09.06.2022 · IWW-Abrufnummer 229601
Oberlandesgericht Frankfurt a. M.: Beschluss vom 03.02.2022 – 11 SV 55/21
Der gemeinsame Erfüllungsort bei stationären Heilbehandlungen, der auch den Vergütungsanspruch des Krankenhauses umfasst, liegt nach ganz überwiegender Ansicht in Rechtsprechung und Lehre am Ort des Krankenhauses (vgl. dazu Zöller/Schultzky, ZPO, 34. Aufl., § 29 Rn 25.37). Dennoch kann ein Verweisungsbeschluss bei einem Rechtsstreit um (privat-)ärztliche Honorarforderungen an das am Wohnort des Patienten zuständige Gericht für sich gesehen nicht den Vorwurf der Willkür begründen, wenn kein konkreter Anlass bestand, sich mit dieser Rechtsprechung zu beschäftigen und keine der Parteien darauf hingewiesen hat.
OLG Frankfurt 11. Zivilsenat
Tenor
Das Amtsgericht Weilburg wird als das gemäß § 36 Abs. 1 Nr. 3 ZPO zuständige Gericht bestimmt.
Gründe
I.
Die Klägerin, eine A-Klinik im Bezirk des Amtsgerichts Gießen, nimmt den Beklagten, der seinen Wohnsitz im Bezirk des Amtsgerichts Weilburg hat, auf Entgelt für eine Behandlung in der A-Klinik in Anspruch.
Nach der Anspruchsbegründungsschrift liegt der Klage Folgendes zugrunde: Der Beklagte, der privat krankenversichert sei, habe sich zweimal in stationärer Behandlung im Klinikum der Klägerin befunden. Daher seien ihm die mit der Klage geltend gemachten Honorarforderungen in Rechnung gestellt worden, die dieser nachfolgend nicht beglichen habe.
Dem Klageverfahren ging ein Mahnverfahren voraus. Im Mahnantrag hatte die Klägerin das Amtsgericht Gießen als für das Streitverfahren zuständiges Gericht angegeben. Nachdem der Beklagte Widerspruch eingelegt hatte, wurde das Verfahren an das Amtsgericht Gießen abgegeben. Mit Beschluss vom 28.9.2021 (Bl. 22 d.A.) wies das Amtsgericht Gießen darauf hin, dass Zweifel an seiner örtlichen Zuständigkeit beständen. Der Beklagte habe seinen allgemeinen Gerichtsstand nicht im Bezirk des angerufenen Gerichts. Auch der Gerichtsstand gemäß § 29 ZPO dürfe vorliegend beim Amtsgericht Weilburg eröffnet sein, da streitgegenständlich eine Zahlungspflicht des Beklagte sei, mithin einer Schickschuld, die er an seinem Wohnsitz zu erbringen habe.

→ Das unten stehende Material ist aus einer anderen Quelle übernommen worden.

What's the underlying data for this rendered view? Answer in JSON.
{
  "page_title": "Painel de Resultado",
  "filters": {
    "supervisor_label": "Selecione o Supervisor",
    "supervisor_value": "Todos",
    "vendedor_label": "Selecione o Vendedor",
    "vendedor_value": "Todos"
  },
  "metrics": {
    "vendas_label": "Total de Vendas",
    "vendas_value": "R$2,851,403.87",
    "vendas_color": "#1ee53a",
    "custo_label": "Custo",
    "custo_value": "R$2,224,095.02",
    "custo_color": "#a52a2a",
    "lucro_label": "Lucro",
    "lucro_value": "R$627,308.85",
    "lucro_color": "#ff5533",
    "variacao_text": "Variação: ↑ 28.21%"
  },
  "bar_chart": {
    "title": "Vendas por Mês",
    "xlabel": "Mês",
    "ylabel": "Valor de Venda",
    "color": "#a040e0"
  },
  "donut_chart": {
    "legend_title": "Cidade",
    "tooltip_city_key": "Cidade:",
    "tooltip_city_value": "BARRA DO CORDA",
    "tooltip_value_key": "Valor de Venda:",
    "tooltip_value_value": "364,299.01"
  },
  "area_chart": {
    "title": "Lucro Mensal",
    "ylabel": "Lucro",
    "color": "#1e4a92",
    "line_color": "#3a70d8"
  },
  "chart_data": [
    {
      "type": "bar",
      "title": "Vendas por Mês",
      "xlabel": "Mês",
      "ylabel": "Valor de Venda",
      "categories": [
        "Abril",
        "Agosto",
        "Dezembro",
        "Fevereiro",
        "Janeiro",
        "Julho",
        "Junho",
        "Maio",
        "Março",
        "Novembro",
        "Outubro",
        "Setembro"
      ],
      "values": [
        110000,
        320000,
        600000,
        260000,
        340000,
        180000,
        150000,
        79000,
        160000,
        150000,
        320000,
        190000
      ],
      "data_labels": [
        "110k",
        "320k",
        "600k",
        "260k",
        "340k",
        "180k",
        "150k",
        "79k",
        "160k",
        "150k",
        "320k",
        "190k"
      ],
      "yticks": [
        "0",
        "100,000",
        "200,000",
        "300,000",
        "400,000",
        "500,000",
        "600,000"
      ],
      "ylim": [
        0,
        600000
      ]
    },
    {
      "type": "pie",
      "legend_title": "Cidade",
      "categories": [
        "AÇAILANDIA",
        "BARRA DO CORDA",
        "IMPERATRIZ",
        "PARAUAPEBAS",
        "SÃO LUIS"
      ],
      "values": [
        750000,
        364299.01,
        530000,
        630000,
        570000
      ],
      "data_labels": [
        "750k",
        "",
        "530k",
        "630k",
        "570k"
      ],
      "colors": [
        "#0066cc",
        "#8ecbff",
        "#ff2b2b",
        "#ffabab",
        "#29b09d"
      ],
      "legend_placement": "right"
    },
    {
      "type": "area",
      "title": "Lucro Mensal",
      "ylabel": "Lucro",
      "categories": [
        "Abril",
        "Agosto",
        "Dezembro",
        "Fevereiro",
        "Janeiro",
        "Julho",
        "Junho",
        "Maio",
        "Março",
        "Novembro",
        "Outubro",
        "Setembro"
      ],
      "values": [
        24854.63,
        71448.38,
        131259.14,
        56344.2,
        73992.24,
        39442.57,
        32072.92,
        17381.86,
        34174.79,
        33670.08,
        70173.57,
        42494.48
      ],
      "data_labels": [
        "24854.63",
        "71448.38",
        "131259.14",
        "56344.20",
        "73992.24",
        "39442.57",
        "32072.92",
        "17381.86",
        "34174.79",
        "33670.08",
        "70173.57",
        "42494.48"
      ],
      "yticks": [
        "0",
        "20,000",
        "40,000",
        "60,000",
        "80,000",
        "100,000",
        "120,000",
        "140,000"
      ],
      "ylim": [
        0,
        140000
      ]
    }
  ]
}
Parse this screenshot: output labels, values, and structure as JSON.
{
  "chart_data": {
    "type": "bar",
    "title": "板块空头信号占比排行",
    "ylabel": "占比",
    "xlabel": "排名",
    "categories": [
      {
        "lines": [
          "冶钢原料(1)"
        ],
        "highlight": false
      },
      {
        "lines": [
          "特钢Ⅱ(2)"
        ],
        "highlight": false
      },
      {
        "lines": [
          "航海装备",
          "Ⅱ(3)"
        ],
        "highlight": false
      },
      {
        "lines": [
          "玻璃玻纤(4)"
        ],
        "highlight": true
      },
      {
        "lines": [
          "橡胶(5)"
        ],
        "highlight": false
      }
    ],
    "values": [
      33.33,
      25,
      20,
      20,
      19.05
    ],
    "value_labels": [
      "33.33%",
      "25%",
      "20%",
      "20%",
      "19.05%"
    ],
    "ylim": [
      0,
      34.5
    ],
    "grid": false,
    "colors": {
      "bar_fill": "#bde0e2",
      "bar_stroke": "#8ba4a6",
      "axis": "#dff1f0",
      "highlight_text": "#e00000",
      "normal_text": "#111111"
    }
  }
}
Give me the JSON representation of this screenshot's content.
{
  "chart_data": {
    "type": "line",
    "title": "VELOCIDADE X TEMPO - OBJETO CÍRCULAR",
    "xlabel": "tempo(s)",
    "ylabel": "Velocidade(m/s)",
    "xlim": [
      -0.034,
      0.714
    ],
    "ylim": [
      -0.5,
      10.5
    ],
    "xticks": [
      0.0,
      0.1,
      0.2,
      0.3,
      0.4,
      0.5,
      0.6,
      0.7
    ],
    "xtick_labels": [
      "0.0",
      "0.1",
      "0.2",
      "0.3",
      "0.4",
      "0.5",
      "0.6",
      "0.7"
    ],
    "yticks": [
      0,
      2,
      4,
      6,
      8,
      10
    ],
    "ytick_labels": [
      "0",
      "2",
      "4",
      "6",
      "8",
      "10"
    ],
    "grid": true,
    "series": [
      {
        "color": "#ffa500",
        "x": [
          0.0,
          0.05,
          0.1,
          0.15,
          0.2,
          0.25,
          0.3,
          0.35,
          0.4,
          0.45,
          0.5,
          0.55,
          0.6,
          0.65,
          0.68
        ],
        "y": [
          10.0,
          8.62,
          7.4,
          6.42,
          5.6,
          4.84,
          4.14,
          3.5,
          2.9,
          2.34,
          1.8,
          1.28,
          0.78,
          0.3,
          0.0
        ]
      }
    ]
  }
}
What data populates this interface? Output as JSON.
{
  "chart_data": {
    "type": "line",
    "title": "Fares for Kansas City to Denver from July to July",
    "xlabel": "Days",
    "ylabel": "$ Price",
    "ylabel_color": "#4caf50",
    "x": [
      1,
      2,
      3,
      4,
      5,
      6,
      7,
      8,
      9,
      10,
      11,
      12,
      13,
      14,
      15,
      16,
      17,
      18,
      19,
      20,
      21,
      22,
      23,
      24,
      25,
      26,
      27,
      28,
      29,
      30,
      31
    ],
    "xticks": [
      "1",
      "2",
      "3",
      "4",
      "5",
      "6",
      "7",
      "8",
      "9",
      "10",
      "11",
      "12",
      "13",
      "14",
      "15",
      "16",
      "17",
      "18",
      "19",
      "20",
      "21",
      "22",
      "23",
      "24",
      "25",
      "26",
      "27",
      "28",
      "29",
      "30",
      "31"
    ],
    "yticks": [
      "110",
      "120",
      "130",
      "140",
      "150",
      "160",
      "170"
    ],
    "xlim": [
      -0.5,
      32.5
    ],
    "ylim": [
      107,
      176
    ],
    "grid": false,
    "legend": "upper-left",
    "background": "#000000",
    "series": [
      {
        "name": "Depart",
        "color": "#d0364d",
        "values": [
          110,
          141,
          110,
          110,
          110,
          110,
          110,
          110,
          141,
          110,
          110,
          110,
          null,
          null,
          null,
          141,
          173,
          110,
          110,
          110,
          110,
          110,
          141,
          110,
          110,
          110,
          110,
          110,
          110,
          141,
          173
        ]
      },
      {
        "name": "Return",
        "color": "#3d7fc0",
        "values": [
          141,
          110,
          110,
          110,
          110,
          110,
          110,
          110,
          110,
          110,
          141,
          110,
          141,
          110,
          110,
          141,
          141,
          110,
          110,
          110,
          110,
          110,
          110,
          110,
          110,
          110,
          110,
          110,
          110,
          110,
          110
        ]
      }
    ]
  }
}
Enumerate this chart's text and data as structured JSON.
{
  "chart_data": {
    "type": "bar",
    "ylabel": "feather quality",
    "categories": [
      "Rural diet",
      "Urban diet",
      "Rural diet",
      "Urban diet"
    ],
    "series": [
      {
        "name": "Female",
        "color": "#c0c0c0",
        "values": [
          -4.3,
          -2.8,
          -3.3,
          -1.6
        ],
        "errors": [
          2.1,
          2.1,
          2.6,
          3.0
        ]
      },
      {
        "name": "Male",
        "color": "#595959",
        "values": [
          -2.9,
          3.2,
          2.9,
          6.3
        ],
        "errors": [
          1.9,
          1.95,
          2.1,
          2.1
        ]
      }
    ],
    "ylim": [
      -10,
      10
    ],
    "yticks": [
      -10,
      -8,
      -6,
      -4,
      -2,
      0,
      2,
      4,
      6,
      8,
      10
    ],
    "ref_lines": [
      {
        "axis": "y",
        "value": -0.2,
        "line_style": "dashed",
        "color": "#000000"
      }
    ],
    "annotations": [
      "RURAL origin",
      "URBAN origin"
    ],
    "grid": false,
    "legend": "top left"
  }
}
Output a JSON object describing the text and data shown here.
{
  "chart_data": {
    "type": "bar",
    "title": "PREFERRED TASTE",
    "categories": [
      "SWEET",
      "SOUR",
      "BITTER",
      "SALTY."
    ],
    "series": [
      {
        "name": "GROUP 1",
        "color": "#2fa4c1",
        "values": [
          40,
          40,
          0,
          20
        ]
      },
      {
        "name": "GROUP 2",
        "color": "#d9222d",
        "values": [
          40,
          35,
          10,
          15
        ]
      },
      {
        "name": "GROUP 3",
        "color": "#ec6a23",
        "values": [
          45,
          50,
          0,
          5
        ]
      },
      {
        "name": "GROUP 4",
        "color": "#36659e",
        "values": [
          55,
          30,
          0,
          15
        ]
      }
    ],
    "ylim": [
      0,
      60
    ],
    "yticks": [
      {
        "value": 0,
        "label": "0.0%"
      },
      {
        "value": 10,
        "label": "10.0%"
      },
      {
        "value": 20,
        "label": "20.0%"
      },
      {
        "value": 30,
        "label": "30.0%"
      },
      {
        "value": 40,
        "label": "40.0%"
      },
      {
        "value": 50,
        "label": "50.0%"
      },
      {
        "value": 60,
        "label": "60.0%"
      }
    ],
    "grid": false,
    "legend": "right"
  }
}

Nachdem das Amtsgericht Gießen am 25.10.2021 die Klägerin noch einmal auf den Beschluss vom 28.9.2021 hingewiesen und angefragt hatte, ob Verweisung des Rechtsstreits beantragt werde, da andernfalls eine Klageabweisung mangels örtlicher Zuständigkeit erfolgen müsse (Bl. 37 d.A.), hat die Klägerin die Verweisung des Verfahrens beantragt (Bl. 48 d.A.). Der Beklagte hatte bereits zuvor mit einer Verweisung an das Amtsgericht Weilburg sein Einverständnis erklärt (Bl. 39 d.A.).
Das Amtsgericht Gießen hat sich mit Beschluss vom 1.11.2021 (Bl. 50 d.A.) für örtlich unzuständig erklärt und das Verfahren an das Amtsgericht Weilburg verwiesen.
Das Amtsgericht Weilburg hat die Parteien unter dem 19.11.2021 (Bl. 55 d.A.) darauf hingewiesen, dass es beabsichtige, den Rechtsstreit an das Amtsgericht Gießen zurückzuverweisen. Nach allgemeiner Rechtsansicht sei gemeinsamer Erfüllungsort für stationäre Heilbehandlungen der Klinikort, die seitens der Klägerin getroffene Wahl dieses Gerichtsstands sei unwiderruflich und bindend. Das Amtsgericht Gießen habe in seinem Beschluss, der nicht begründet sei, nicht erkennbar gemacht, weshalb es dieser Auffassung nicht folge. Der Verweisungsbeschluss sei daher nicht bindend.
Mit Beschluss vom 7.12.2021 hat sich das Amtsgericht Weilburg für örtlich unzuständig erklärt und das Verfahren an das Amtsgericht Gießen zurückverwiesen (Bl. 59 d.A.). Zur Begründung verwies es auf den Hinweis vom 19.11.2021. Soweit sich aus dem zuletzt eingegangenen Schriftsatz der Klägerin ergebe, dass Gegenstand der Klage auch Vergütung für ambulante in der Klinik erbrachte Leistungen sei, sei auch insoweit nach überwiegender und zutreffender Auffassung ein einheitlicher Erfüllungsort am Sitz der Klinik anzunehmen. All dies habe das Amtsgericht Gießen nicht erörtert.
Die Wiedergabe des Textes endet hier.